One narrative will eventually be wrong.

Microsoft Bull

Is Microsoft a buy?

Bill Ackman started building his Microsoft position when the stock traded around 21x forward earnings.

Today, Microsoft trades near 21.4x forward earnings again.

That puts the valuation almost exactly back where Ackman first saw an opportunity.

Microsoft is now Pershing Square’s 3rd biggest position:

  • Position value: $2.2B

  • Portfolio allocation: 15%

  • Average buy price: $435/share

The interesting part is Ackman’s recent pattern.

He has been rotating into Big Tech names when sentiment weakens and valuations compress.

IPO Hangover

Big launches don’t equal big returns.

Look at some of the biggest IPO stories:

  • Uber fell 70% from its IPO price

  • Robinhood collapsed 92%

  • Coinbase fell 93%

  • Rivian crashed 95%

Why does this happen so often?

1. IPO hype creates high expectations

Valuations are built on future growth. If reality disappoints, stocks can fall quickly.

2. Lock-ups create selling pressure

After 90–180 days, insiders can sell shares, adding more supply to the market.

3. Excitement fades

Many investors buy because of FOMO. When the hype slows, sentiment changes fast.

We’re not saying SpaceX will crash.

But the odds are stacked against it.

SpaceX Winners

The biggest returns from IPOs are often made before the company goes public.

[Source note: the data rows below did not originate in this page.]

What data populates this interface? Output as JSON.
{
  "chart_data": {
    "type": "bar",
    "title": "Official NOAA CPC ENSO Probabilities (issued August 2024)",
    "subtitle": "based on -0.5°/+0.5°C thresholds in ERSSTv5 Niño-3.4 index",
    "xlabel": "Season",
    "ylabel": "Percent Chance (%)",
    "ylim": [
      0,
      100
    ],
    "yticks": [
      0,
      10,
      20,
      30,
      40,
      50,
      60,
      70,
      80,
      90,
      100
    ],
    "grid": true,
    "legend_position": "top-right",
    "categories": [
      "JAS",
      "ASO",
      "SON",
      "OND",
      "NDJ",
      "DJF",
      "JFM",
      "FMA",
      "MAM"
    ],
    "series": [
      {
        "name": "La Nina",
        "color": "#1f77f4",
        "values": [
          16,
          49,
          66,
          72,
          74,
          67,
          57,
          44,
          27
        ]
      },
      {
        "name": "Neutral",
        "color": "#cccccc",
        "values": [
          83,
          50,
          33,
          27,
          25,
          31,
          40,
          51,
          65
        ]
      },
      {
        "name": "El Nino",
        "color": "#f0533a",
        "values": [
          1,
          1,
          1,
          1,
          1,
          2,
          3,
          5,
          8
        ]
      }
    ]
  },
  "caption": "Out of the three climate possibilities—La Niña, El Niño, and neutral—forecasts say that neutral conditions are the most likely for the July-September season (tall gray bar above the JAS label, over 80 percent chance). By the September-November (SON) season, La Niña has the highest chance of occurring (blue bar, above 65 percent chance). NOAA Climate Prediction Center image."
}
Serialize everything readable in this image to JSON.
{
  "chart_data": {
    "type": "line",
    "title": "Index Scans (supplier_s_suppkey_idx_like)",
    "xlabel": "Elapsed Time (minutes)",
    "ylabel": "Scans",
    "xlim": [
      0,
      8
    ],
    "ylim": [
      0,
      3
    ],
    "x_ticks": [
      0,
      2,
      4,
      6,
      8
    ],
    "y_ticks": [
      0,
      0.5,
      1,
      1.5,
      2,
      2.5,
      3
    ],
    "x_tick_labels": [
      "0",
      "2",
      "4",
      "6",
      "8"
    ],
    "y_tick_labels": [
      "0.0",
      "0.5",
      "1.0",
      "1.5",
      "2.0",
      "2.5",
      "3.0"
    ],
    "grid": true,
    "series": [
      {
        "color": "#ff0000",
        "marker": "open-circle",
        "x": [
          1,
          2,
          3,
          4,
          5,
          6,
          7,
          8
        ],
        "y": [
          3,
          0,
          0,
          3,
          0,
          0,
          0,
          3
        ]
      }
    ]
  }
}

SpaceX is the perfect example.

At a +$1.75 trillion valuation, early investors are winning:

Elon Musk
Invested $100M in 2002
Estimated 42% stake → $735B

Founders Fund (Peter Thiel)
Invested $20M in 2008
Estimated stake value → $26B–$52B

Alphabet (Google)
Invested $900M in 2015
Estimated stake value → $105B–$122B

Fidelity Investments
Invested $100M in 2015
Estimated stake value → $35B–$52B

Baillie Gifford
Invested $273M in 2018
Estimated stake value → $17B–$26B

By the time great companies go public, much of the early wealth has often already been captured by the first believers.